Your report should do the following: (1) summarize the paper’s approach and results, (2) describe how you validated the results, and (3) summarize what you found. In simple cases, when all is as claimed, the report can be just a couple of pages. If there are interesting differences a report could be extended into a full paper.

Lecture

A lecture is 90 minutes long including time for questions and discusion. The goal is to give an in-depth presentation of the paper, placing it in context of previous research and talk about is strenghs and limitation.

Textbook and Papers

The textbook is Principle of Program Analysis (PPA) by F. Nielson, H.R. Nielson and C. Hankin. (An old version of the text is on ResearchGate here. The newest edition has 476 pages.)

Testing
  • Fairness Testing: Testing Software for Discrimination FSE 2017. link
  • Do Automatically Generated Unit Tests Find Real Faults?
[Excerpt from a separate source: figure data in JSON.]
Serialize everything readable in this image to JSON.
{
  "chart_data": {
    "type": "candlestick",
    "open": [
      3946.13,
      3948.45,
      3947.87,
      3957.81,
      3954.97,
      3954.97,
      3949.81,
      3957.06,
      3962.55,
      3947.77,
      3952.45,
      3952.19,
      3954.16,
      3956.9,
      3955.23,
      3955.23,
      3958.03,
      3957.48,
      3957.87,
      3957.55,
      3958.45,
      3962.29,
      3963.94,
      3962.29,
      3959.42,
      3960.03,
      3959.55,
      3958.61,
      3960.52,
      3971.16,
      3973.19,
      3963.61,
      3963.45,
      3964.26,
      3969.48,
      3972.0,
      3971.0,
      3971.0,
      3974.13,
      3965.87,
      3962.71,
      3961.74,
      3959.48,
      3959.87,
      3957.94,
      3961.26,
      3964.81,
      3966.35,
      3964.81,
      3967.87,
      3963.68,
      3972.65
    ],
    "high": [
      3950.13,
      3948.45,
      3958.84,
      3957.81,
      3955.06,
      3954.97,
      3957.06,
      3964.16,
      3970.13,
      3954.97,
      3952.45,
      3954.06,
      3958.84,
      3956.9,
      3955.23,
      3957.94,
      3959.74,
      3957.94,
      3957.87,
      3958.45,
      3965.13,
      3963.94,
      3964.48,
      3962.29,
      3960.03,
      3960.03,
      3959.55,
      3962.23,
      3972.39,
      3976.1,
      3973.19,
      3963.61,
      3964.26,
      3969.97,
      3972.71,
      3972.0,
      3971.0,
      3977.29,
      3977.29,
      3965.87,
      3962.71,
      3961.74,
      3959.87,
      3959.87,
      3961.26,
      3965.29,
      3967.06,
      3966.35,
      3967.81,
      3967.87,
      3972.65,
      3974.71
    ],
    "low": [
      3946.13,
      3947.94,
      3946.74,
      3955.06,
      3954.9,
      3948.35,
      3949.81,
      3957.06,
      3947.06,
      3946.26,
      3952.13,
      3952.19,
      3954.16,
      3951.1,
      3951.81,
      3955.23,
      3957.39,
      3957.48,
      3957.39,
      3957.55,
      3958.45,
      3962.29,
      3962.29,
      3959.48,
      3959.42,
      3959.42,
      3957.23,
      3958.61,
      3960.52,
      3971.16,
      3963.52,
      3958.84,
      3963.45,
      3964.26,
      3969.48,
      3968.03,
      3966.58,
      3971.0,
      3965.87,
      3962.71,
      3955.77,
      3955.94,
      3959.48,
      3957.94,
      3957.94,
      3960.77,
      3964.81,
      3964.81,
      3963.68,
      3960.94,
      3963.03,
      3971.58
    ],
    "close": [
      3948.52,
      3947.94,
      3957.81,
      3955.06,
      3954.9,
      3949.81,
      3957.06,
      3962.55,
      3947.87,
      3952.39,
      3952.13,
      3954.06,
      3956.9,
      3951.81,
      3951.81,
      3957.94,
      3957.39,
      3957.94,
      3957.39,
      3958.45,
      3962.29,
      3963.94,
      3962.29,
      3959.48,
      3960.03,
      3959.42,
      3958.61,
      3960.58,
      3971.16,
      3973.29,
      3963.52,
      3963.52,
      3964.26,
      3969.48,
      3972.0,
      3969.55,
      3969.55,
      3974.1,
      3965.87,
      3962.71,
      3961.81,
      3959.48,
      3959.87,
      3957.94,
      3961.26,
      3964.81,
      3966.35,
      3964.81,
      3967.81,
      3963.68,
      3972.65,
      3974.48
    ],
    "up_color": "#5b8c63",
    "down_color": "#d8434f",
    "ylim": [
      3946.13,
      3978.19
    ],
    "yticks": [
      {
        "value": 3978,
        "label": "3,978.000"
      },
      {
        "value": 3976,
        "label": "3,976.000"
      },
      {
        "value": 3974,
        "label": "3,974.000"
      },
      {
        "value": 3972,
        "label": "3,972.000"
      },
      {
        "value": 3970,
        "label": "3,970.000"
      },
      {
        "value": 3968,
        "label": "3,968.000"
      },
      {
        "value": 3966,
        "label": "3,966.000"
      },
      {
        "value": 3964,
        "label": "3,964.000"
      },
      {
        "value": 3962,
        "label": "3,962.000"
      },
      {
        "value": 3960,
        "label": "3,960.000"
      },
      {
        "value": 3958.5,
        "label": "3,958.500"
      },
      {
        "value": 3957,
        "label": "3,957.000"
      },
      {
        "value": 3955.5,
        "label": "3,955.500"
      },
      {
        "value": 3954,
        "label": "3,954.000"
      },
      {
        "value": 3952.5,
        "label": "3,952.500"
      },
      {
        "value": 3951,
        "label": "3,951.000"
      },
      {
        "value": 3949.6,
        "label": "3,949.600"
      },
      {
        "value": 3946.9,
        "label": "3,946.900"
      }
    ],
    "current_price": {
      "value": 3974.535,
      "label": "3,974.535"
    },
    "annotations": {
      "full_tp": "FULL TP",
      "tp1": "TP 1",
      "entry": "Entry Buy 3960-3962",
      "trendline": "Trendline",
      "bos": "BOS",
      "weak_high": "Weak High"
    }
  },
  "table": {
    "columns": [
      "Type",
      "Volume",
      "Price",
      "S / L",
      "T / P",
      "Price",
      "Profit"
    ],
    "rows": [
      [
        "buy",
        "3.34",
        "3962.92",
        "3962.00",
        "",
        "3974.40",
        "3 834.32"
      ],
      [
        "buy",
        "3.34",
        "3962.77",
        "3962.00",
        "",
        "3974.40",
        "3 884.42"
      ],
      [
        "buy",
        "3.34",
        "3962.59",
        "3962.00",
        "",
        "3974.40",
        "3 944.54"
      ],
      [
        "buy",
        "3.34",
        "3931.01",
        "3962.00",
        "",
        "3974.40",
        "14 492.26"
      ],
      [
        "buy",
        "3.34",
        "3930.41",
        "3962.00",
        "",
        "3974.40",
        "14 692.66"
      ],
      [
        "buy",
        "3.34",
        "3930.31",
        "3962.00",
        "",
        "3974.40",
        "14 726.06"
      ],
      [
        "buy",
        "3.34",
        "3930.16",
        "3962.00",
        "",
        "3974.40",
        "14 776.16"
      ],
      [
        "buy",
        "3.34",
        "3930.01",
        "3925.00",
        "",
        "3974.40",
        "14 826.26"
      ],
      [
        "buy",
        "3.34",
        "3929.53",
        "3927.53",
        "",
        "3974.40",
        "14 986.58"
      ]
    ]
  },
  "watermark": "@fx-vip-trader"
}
ASE 2015. link
  • QuickChecking Static Analysis Properties STVR 2017. link
Bug finding
  • Finding Broken Promises in Asynchronous JavaScript Programs OOPSLA 2018. link
  • ExceLint: Automatically Finding Spreadsheet Formula Errors OOPSLA 2018. link
  • To Type or Not to Type: Quantifying Detectable Bugs in JavaScript ICSE 2017. link
Security
  • Automated Identification of Security Issues from Commit Messages and Bug Reports FSE 2017. link
  • ZENIDS: Introspective Intrusion Detection for PHP Applications ICSE 2017.. link
Algorithms
  • Active Learning of Points-To Specifications PLDI 2018. link
  • P/Taint: Unified Points-to and Taint Analysis OOPSLA 2017. link
  • Modular static analysis of string manipulations in C programs SAS 2018. link
Big Code
  • Automatically Diagnosing and Repairing Error Handling Bugs in C FSE 2017. link
  • Recovering Clear, Natural Identifiers from Obfuscated JS Names FSE 2017. link

Reviews

“Jan Vitek is the most horrible professor I’ve ever met. […] he made students read and learn all by themselves. […] He kind of enjoys watching students working so hard over night and night” Be warned.